Applying the simplest analysis - it was in the ADC builds. It was pulled just before the GM. QED - it's coming but it missed the cutoff date for the release.
Quite why Apple can't simply be upfront about that I don't know - it's the iPhone SDK all over again - at no point did they say one wasn't coming, at no point did they say one was coming, instead leaving people to interpret the statements from Steve Jobs for clues.
More seriously - and no one is commenting here - there are reports that Java 5 is broken on Leopard, so I'd wager their Java developers have been put onto fixing that first, before completing Java 6.
Making an educated guess after reading the Ars review, and the nature of the problems people are reporting, it probably relates to the changes in the way the UI is being rendered on Leopard (which given the way Apple's Java implentation uses native widgets where possible will have affected Java).
(The version of Ruby, on the other hand, exists as a bridge on top of Cocoa, so presumably doesn't have the same issues, as the underlying changes are abstracted by the Cocoa layer).
>Why can't people just install Java 1.6 as released for BSD, or Linux?
>Yes, it would need a recompile, but it ought to work. Isn't that the point of Posix?
I'd imagine you'd also have to run the UI within X11 (if there is a GUI version of Java that runs on standard X?).
As I understand it, the Linux version of Java uses GTK or a similar UI library that hasn't been ported to OS X.
To reply to some criticisms (therefore making me an irrational fanboy)
>lol the way Mac users go on and on about how stable their OS is, how full of features and how it never crashes amazes me.
Well, generally speaking, it IS a lot more stable. Generally speaking, it doesn't crash.
If that amazes you, then you're making the erroneous presumption that most OS crash like Windows/Classic MacOS (historically) did. The instability of microcomputer OS was more of an aberation from the norm than the norm.
(Yes, every OS I've used has had bugs and quirks).
I think what you actually mean is 'I've been waiting to feel this moment of schadenfreude for some time'.
What is evident is that Apple's quality control has really gone downhill this year - a real feeling that shipping dates are taking priority over quality.
It turns out the BSOD on the upgrade is most likely caused by a Logitech installed kernel hack, but it's not as if Logitech mice are actually uncommon (although maybe inside Apple's test facilities?).

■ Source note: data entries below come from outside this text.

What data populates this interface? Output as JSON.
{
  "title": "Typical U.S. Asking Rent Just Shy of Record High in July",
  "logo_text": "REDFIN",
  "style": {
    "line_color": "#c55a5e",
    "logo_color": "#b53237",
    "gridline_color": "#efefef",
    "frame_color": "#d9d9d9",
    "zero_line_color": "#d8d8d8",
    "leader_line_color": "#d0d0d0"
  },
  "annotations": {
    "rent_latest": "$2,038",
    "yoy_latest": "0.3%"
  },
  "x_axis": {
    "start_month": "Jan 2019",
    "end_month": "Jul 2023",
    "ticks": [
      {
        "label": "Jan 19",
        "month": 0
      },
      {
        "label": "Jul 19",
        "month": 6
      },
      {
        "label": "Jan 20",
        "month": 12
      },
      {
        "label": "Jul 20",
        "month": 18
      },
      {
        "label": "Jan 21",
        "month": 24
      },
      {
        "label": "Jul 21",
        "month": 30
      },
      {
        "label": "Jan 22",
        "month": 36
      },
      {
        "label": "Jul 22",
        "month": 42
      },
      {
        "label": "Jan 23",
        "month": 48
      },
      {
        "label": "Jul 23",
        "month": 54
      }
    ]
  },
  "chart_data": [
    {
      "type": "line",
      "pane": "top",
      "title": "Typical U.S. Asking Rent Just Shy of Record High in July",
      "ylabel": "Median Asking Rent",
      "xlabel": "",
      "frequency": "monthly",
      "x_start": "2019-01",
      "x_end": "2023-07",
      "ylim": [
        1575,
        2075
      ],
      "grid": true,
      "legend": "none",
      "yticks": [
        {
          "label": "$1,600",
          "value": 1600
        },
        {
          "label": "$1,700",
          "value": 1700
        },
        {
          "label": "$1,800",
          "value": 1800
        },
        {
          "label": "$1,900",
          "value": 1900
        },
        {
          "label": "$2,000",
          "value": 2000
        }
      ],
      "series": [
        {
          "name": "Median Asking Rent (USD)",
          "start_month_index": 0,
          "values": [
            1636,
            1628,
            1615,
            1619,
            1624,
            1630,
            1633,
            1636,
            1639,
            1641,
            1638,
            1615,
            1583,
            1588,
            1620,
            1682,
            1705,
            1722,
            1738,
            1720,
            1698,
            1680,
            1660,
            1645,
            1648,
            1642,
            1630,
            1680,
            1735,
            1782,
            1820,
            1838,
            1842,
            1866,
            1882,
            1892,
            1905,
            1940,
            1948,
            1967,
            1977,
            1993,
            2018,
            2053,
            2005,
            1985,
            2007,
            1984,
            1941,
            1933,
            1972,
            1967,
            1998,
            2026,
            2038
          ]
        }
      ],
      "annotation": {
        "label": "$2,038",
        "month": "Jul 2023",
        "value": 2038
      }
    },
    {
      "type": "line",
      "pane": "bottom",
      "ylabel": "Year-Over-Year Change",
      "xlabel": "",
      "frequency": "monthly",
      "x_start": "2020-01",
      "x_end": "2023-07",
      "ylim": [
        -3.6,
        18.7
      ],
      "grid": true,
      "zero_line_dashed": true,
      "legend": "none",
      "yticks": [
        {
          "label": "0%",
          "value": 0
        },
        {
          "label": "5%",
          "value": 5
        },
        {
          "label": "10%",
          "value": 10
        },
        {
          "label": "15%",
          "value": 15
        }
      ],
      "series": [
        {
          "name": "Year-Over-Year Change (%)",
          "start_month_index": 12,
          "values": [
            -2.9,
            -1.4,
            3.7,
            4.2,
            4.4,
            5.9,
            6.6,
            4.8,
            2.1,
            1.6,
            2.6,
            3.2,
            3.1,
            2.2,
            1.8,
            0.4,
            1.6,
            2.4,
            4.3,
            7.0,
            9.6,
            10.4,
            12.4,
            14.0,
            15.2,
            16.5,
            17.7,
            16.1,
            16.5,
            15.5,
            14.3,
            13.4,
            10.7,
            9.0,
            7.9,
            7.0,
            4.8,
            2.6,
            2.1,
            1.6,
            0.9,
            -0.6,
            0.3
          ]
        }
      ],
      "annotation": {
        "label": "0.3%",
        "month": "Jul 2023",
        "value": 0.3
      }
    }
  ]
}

>In Microsoft's world, that's called a "Service Pack" and it automatically installs overnight. For free
Not quite. Service packs are largely funded by the huge number of corporate annual licences - i.e. they are an expected part of what we pay for.
Apple's revenue model is quite different. (It's more like giving Visual Studio away for free but charging users for new versions of .NET).
There's also a lot of change under the hood - go read the Ars review for detail.
>Does the average Mac user even know what a compiler is?
Hoho indeed. Compared to the average Windows user, quite possibly.
I'm basing that on the smaller number of Mac users, full stop, and the proportionally large number at developer conferences, suggesting that a higher percentage of Mac users are developers - although this percentage is obviously declining as the Mac
crawls out from it's 'design' niche into becoming a popular consumer machine.
Which is why this is an issue - their developer communications strategy is a joke, as is their enterprise marketing. As the focus swings towards the consumer side of the business, these communities need reassurance they are not being abandoned - and we expect to be treated in a more grown-up manner than removing features with no explanation and deleting comments.
We can handle things missing their delivery date (software developers are generally more understanding than consumers in that respect because most of us have done it).
>you're too stupid to use GNU/Linux
And this one just made me smile . . half the time it's supposed to be so easy to use, anyone can. The rest of the time, using Linux is somehow a sign of intelligence. (Just like reading Book A or listening to Band X is somehow a sign of intelligence). Clue - you are not what you install.